Atualmente, roubos e atividades relacionadas ao tráfico de drogas representam 38% e 27% dos atos infracionais, respectivamente, de acordo com o levantamento da Secretaria Nacional de Promoção dos Direitos da Crianças e do Adolescentes. Já os homicídios não chegam a 1% dos crimes cometidos por jovens de 16 a 18 anos. Segundo a Unicef, o Fundo das Nações Unidas para a Infância da ONU, dos 21 milhões de adolescentes brasileiros, apenas 0,013% cometeu atos contra a vida.
Ao mesmo tempo, não há comprovação de que a redução da maioridade penal contribua para a redução da criminalidade. Do total de homicídios cometidos no Brasil nos últimos 20 anos, apenas 3% foram realizados por adolescentes. O número é ainda menor em 2013, quando apenas 0,5% dos homicídios foram causados por menores. Por outro lado, são os jovens (de 15 a 29 anos) as maiores vítimas da violência. Em 2012, entre os 56 mil homicídios em solo brasileiro, 30 mil eram jovens, em sua maioria (mais de 70%) negros e pobres.
São minoria os países que definem o adulto como pessoa menor de 18 anos. Das 57 legislações analisadas pela ONU, 17% adotam idade menor do que 18 anos como critério para a definição legal de adulto.

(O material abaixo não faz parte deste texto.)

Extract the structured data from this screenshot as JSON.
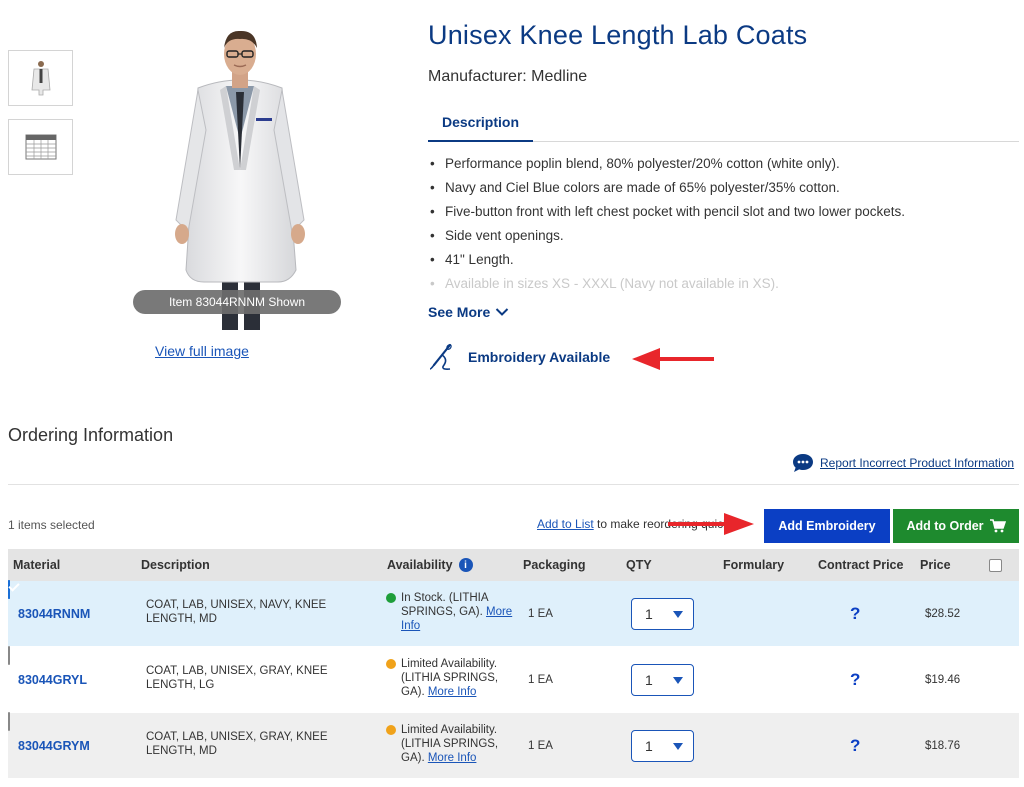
{
  "product": {
    "title": "Unisex Knee Length Lab Coats",
    "manufacturer": "Manufacturer: Medline",
    "image_badge": "Item 83044RNNM Shown",
    "view_full_image": "View full image",
    "tab_description": "Description",
    "bullets": [
      "Performance poplin blend, 80% polyester/20% cotton (white only).",
      "Navy and Ciel Blue colors are made of 65% polyester/35% cotton.",
      "Five-button front with left chest pocket with pencil slot and two lower pockets.",
      "Side vent openings.",
      "41\" Length.",
      "Available in sizes XS - XXXL (Navy not available in XS)."
    ],
    "see_more": "See More",
    "embroidery_available": "Embroidery Available"
  },
  "ordering": {
    "title": "Ordering Information",
    "report_link": "Report Incorrect Product Information",
    "selected_count": "1 items selected",
    "add_to_list": "Add to List",
    "reorder_text": "to make reordering quick or",
    "add_embroidery": "Add Embroidery",
    "add_to_order": "Add to Order"
  },
  "table": {
    "headers": {
      "material": "Material",
      "description": "Description",
      "availability": "Availability",
      "packaging": "Packaging",
      "qty": "QTY",
      "formulary": "Formulary",
      "contract_price": "Contract Price",
      "price": "Price"
    },
    "rows": [
      {
        "material": "83044RNNM",
        "description": "COAT, LAB, UNISEX, NAVY, KNEE LENGTH, MD",
        "availability": "In Stock. (LITHIA SPRINGS, GA).",
        "status_color": "#1e9e3a",
        "more_info": "More Info",
        "packaging": "1 EA",
        "qty": "1",
        "contract": "?",
        "price": "$28.52",
        "checked": true
      },
      {
        "material": "83044GRYL",
        "description": "COAT, LAB, UNISEX, GRAY, KNEE LENGTH, LG",
        "availability": "Limited Availability. (LITHIA SPRINGS, GA).",
        "status_color": "#f0a21a",
        "more_info": "More Info",
        "packaging": "1 EA",
        "qty": "1",
        "contract": "?",
        "price": "$19.46",
        "checked": false
      },
      {
        "material": "83044GRYM",
        "description": "COAT, LAB, UNISEX, GRAY, KNEE LENGTH, MD",
        "availability": "Limited Availability. (LITHIA SPRINGS, GA).",
        "status_color": "#f0a21a",
        "more_info": "More Info",
        "packaging": "1 EA",
        "qty": "1",
        "contract": "?",
        "price": "$18.76",
        "checked": false
      }
    ]
  },
  "colors": {
    "brand_navy": "#0b3a83",
    "link_blue": "#1a55b8",
    "button_blue": "#0b3fc4",
    "button_green": "#1e8a2e",
    "annotation_red": "#e8262b"
  }
}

Alemanha e Espanha elevaram recentemente para 18 a idade penal e a primeira criou ainda um sistema especial para julgar os jovens na faixa de 18 a 21 anos. Tomando 55 países de pesquisa da ONU, na média os jovens representam 11,6% do total de infratores, enquanto no Brasil está em torno de 10%. Portanto, o país está dentro dos padrões internacionais e abaixo mesmo do que se deveria esperar. No Japão, eles representam 42,6% e ainda assim a idade penal no país é de 20 anos. Se o Brasil chama a atenção por algum motivo é pela enorme proporção de jovens vítimas de crimes e não pela de infratores.
A comissão especial terá o prazo de 40 sessões do Plenário para dar seu parecer. Depois, a PEC deverá ser votada pelo Plenário da Câmara em dois turnos. Para ser aprovada, precisa de pelo menos 308 votos (3/5 dos deputados) em cada uma das votações. Se aprovada na Câmara, a PEC seguirá para o Senado, onde será analisada pela CCJ e depois pelo Plenário, onde precisa ser votada novamente em dois turnos.
Se o texto for alterado, volta para a Câmara, para ser votado novamente. Não cabe veto da Presidência da República, pois se trata de emenda à Constituição. A redução, se aprovada, pode ser questionada no Supremo Tribunal Federal, responsável último pela análise da constitucionalidade das leis.